In der Arbeitsförderung könnte die Politik einen ersten Schritt für eine solche „soziale Grundsicherung“ tun. Es wäre einen Versuch wert, die Arbeitsförderung zusätzlich zu den bestehenden Beschäftigungsprogrammen zu individualisieren. Angenommen, jeder länger Erwerbslose könnte über einen Teil seines Arbeitslosengeldes selbst verfügen und diesen als unbürokratischen Lohnkostenzuschuß für eine „Probezeit“ zu jedem selbstgewählten Arbeitgeber mitbringen. Angenommen, Beschäftigte, die mal eine Weile etwas anderes machen wollen, könnten temporär aussteigen und bekämen dafür einen „Teillohnausgleich“, wenn dafür ein anderer den Job übernimmt.
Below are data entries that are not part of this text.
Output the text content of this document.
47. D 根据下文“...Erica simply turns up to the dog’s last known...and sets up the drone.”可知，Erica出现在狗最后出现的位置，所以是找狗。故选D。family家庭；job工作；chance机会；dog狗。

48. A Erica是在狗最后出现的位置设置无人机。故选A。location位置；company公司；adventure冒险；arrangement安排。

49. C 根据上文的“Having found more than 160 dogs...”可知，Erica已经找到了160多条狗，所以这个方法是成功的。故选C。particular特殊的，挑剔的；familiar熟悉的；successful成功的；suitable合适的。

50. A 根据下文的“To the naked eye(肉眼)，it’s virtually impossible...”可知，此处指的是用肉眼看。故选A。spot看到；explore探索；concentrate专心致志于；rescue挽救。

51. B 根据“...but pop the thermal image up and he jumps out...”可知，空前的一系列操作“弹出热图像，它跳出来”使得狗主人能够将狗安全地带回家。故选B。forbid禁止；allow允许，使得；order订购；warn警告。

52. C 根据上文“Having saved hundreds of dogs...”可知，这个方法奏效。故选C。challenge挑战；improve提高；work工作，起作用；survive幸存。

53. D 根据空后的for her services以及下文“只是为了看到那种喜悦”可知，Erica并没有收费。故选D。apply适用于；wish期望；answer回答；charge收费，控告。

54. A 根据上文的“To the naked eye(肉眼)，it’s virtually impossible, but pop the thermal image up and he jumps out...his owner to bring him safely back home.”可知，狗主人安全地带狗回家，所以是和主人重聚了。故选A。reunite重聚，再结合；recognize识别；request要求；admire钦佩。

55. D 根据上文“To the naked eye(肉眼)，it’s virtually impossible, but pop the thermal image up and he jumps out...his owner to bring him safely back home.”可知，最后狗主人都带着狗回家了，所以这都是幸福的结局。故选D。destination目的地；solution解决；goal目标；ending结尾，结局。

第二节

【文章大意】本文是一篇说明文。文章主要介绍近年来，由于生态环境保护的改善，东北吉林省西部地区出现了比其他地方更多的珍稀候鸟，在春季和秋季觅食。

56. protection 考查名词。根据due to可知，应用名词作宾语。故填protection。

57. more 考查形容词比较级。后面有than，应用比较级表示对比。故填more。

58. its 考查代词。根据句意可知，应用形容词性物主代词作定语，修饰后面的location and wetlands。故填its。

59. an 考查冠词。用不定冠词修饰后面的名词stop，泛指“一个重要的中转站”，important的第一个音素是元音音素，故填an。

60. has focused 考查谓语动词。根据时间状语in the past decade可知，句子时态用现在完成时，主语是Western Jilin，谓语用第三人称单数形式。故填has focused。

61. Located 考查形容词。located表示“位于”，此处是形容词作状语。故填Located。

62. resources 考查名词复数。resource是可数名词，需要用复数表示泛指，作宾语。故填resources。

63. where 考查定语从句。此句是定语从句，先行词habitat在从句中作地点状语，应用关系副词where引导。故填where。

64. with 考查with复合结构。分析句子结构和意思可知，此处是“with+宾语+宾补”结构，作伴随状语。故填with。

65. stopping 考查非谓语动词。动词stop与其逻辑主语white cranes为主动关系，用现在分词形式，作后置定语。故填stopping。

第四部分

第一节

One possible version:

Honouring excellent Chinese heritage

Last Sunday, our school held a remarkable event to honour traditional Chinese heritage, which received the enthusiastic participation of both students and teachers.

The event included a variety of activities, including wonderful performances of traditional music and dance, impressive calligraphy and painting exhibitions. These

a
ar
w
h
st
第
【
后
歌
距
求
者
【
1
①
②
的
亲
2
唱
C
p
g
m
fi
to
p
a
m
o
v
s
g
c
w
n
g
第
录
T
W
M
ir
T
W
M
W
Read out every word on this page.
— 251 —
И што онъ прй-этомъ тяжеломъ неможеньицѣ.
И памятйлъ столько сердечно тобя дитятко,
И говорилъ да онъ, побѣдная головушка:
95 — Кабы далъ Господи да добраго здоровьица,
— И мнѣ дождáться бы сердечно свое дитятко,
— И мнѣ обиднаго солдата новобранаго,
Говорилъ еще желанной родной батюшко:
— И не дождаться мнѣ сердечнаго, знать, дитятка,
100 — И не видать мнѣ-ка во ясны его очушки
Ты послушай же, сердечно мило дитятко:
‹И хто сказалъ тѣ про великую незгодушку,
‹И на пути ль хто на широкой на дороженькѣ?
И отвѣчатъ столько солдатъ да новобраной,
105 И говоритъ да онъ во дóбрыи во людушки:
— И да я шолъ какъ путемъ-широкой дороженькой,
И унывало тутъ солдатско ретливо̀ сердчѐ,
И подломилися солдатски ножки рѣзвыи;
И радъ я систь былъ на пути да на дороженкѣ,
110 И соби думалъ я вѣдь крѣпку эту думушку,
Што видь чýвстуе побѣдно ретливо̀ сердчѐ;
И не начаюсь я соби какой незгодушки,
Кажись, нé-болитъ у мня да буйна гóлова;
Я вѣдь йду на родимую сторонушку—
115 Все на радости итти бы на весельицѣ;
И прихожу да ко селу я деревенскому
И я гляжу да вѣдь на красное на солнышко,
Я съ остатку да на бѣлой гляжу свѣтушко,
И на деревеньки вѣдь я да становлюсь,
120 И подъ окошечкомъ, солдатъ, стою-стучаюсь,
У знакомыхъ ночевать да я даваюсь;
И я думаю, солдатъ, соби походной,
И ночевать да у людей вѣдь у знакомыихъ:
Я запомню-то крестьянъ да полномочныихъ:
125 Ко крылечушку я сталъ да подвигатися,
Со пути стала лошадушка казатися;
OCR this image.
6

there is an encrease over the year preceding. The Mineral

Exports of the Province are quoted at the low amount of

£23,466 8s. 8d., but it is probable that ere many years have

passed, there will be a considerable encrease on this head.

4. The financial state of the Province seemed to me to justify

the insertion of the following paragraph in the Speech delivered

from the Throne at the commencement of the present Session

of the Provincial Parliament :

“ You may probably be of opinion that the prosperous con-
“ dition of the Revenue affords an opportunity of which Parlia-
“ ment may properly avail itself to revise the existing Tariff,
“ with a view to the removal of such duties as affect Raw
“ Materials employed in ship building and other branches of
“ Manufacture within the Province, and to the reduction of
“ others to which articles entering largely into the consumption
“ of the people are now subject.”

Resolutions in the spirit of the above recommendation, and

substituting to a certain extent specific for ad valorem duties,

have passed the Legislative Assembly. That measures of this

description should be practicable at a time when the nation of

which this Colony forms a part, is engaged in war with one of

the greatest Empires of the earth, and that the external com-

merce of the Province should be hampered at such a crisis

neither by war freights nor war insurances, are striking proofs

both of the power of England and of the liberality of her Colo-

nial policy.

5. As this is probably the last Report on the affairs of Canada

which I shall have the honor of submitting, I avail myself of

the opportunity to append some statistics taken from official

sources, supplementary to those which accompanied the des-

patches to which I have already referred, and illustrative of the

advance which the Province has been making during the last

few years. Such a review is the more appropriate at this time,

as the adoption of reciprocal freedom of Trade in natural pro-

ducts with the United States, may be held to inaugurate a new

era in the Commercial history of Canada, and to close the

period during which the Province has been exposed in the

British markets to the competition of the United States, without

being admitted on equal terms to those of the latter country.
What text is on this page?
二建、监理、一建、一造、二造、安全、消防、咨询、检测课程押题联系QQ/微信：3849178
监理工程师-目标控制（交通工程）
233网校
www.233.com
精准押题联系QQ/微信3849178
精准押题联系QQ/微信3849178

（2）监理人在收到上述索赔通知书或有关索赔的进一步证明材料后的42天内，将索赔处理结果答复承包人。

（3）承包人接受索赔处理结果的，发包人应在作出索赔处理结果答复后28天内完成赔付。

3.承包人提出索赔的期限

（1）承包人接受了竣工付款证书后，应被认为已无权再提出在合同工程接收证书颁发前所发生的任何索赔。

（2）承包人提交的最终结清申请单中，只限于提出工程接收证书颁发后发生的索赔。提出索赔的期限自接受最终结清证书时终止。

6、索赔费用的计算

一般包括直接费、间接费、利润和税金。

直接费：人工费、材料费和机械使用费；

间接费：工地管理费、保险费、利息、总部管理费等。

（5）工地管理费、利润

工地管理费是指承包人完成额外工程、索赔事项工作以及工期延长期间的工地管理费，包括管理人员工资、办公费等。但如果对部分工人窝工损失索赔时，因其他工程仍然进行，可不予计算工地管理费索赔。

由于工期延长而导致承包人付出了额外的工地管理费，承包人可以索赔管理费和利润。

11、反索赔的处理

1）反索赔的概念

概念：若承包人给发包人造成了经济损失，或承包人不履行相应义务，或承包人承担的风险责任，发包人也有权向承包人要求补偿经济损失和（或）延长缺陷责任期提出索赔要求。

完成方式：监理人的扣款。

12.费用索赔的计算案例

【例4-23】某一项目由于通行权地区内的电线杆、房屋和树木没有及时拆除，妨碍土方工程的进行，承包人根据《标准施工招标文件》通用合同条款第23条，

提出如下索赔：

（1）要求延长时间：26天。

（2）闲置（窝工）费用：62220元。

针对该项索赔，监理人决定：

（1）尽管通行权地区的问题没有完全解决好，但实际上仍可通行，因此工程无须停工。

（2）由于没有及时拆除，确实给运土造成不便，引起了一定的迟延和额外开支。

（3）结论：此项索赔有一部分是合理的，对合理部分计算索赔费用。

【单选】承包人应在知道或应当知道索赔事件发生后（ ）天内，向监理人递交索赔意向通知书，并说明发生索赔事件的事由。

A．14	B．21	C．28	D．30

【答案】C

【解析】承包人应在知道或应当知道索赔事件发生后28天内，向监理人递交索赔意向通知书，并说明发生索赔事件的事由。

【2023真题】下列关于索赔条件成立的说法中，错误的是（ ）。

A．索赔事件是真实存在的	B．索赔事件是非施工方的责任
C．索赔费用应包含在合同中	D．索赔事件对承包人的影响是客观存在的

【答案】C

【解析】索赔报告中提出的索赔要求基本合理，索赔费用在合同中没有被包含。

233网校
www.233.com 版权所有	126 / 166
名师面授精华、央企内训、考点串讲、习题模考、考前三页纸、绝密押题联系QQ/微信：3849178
Angenommen, die Arbeitsämter begriffen sich als „Agenturen“ für solche Vermittlungen, „Agenturen“, die auch einen Pool an ehrenamtlichen Tätigkeiten bereithielten. Ein solches Experiment hätte mehr mit „Selbstverantwortung“ zu tun als die gegenwärtige paternalistische Debatte über „Anreize“ und „Arbeitspflicht“, die Erwerbslose demütigt.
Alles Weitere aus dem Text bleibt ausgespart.